Jonathan Sackner-Bernstein, associate center director of CDRH for post-market operations, said during a discussion of the proposed requirement of more exhaustive data submissions for 510(k)s that “there were often surprises that came up as a product that came up under review“ or in post-market experience, “so by asking for as much data and information as a manufacturer would reasonably be expected to know, we believe we can avoid some of those surprises.“ He gave the example of data found in patent applications.
Sackner-Bernstein later clarified that his comment “was not intended to say we want patent applications submitted. Rather it was pointing out that [such information would appear in] a document that the sponsor had in their possession that disclosed study results that were not made available to us at the time of submission.“ He said, “certainly they would know about studies they performed in support of a patent application. That's what we're presenting as a recommendation in these reports, that this kind of information would come“ under a requirement for full disclosure.
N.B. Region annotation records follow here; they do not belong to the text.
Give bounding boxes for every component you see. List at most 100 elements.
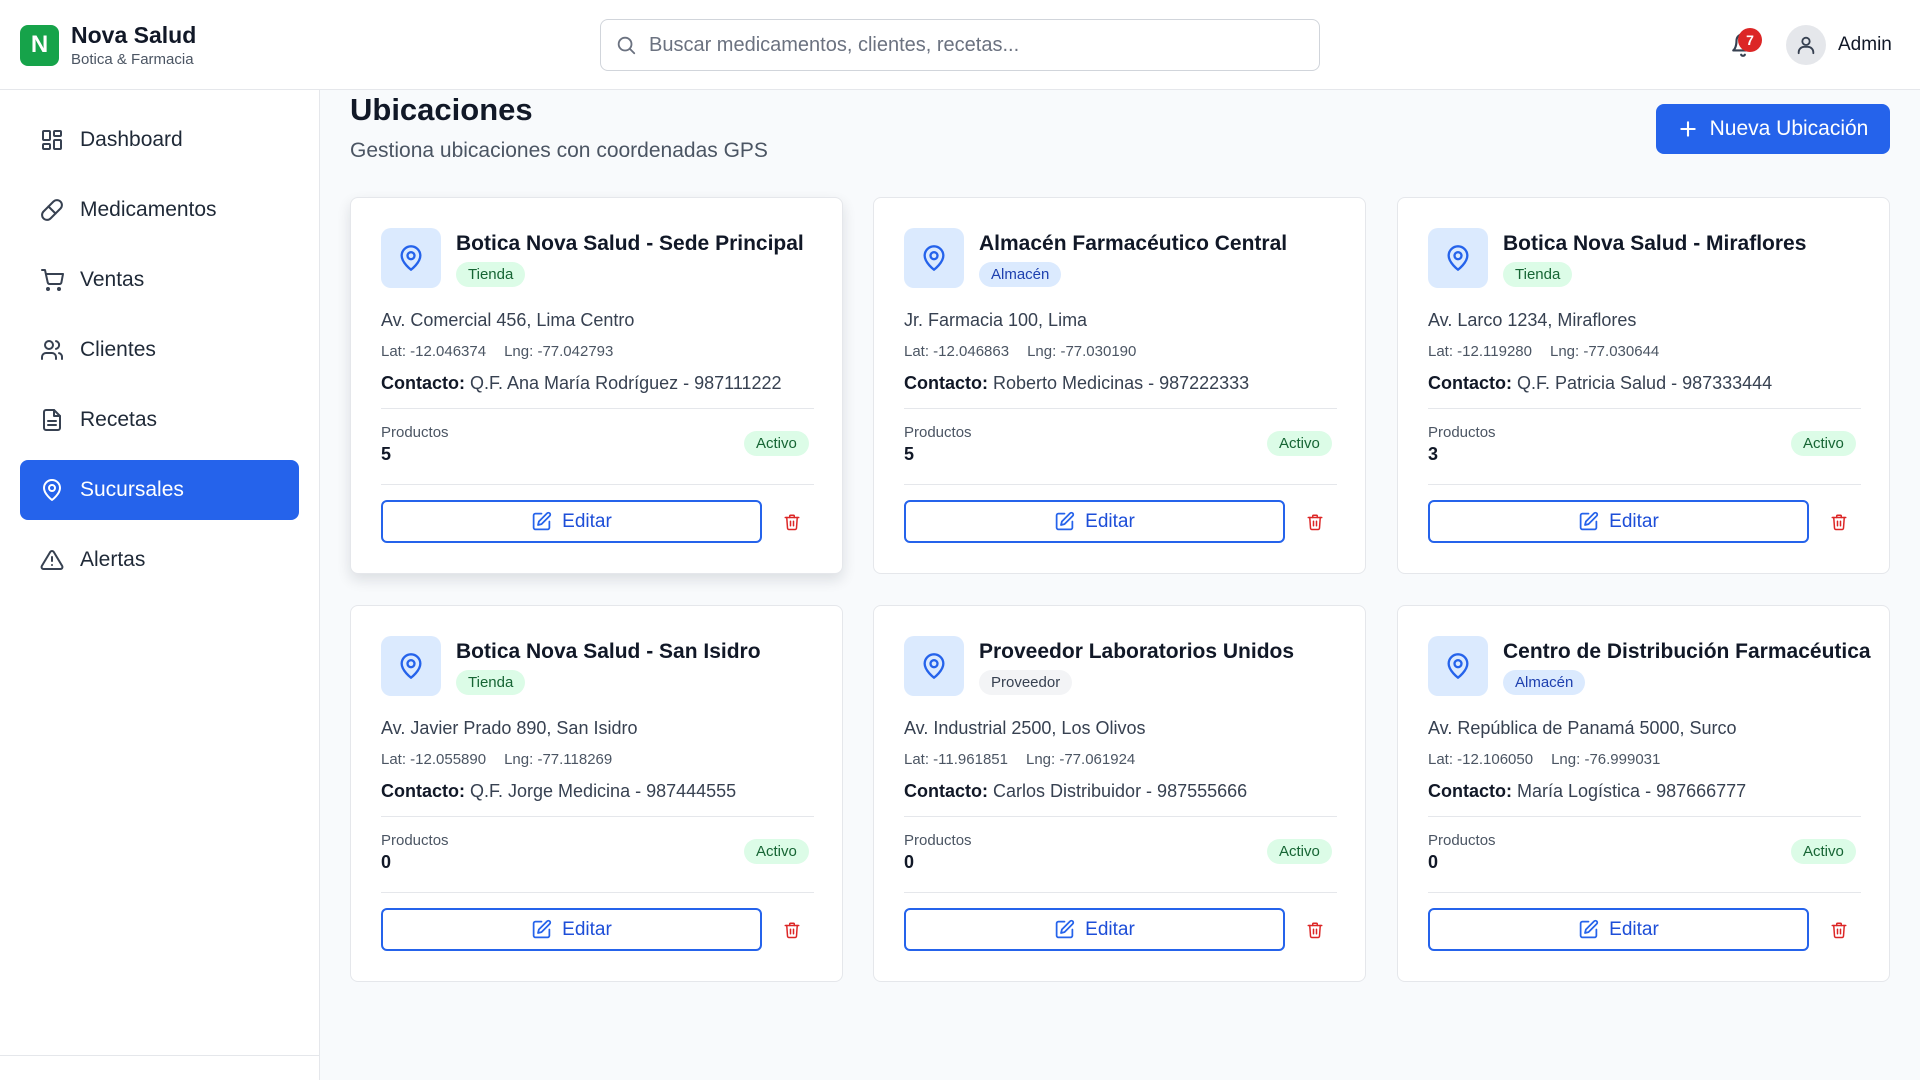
- status-badge: Activo: [1791, 431, 1856, 456]
- divider: [1428, 408, 1861, 409]
- location-pin-badge: [381, 636, 441, 696]
- products-count: 5: [904, 444, 915, 464]
- delete-button[interactable]: [1304, 511, 1326, 533]
- location-address: Av. República de Panamá 5000, Surco: [1428, 718, 1737, 738]
- delete-button[interactable]: [1828, 919, 1850, 941]
- location-type-badge: Tienda: [456, 262, 526, 287]
- location-name: Centro de Distribución Farmacéutica: [1503, 640, 1871, 663]
- users-icon: [41, 340, 64, 360]
- location-contact: Contacto: Carlos Distribuidor - 98755566…: [904, 781, 1247, 802]
- location-card: Proveedor Laboratorios Unidos Proveedor Av…: [873, 605, 1366, 982]
- sidebar-item-sucursales[interactable]: Sucursales: [20, 460, 299, 520]
- divider: [381, 892, 814, 893]
- edit-icon: [1055, 919, 1075, 939]
- delete-button[interactable]: [781, 511, 803, 533]
- sidebar-item-ventas[interactable]: Ventas: [20, 250, 299, 310]
- edit-button[interactable]: Editar: [904, 500, 1285, 543]
- location-address: Av. Comercial 456, Lima Centro: [381, 310, 635, 330]
- location-name: Botica Nova Salud - San Isidro: [456, 640, 761, 663]
- brand-text: Nova Salud Botica & Farmacia: [71, 22, 196, 68]
- delete-button[interactable]: [781, 919, 803, 941]
- location-type-badge: Almacén: [979, 262, 1062, 287]
- latitude: Lat: -12.046863: [904, 343, 1010, 360]
- location-coordinates: Lat: -12.119280 Lng: -77.030644: [1428, 343, 1659, 360]
- divider: [904, 408, 1337, 409]
- contact-label: Contacto:: [1428, 373, 1512, 393]
- products-label: Productos: [1428, 424, 1496, 441]
- location-contact: Contacto: Q.F. Ana María Rodríguez - 987…: [381, 373, 782, 394]
- location-card: Botica Nova Salud - Sede Principal Tienda…: [350, 197, 843, 574]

As for the searchable online database for 510(k)s, Jeff Shuren, MD, director of CDRH, said the availability of such data would allow patients, doctors and industry to “see why we made a particular decision“ and that such a database would “also include pictures or a schematic of a device.“ He assured industry, however, “we're not proposing that these will be blueprints . . . but instead a schematic or a photograph of the device.“ The database would also include labeling to help sponsors determine the appropriateness of that device as a predicate.
Regarding how the CDRH action might affect 510(k) applications made to the Center for Biologics Evaluation and Research, Shuren said, “this pertains only to the CDRH program.“
On the subject of a recent study said to have demonstrated that the 510(k) program has not produced a conspicuous number of failed devices, Shuren said the study “tried to look at one particular measure,“ namely recalls, which he characterized as “a limited safety measure. It's helpful,“ he said, but remarked, “we're seeing that the program is becoming challenged.“
“The wheels are starting to rattle on the cart,“ Shuren claimed, adding that while the percentage of recalls “might not be a very high number,“ the question for FDA is “have we done a perfect job on safety? No.“
Shuren also said that changes to the third-party 510(k) review program are intended “to make optimal use of the third-party program“ and to address the fact that “the quality of the third-party reviews was highly variable.“ He said that almost half the applications that went through a third party ended up with an FDA review to obtain additional information. The idea here, he said, is to more clearly determine which technologies should and should not go through third parties.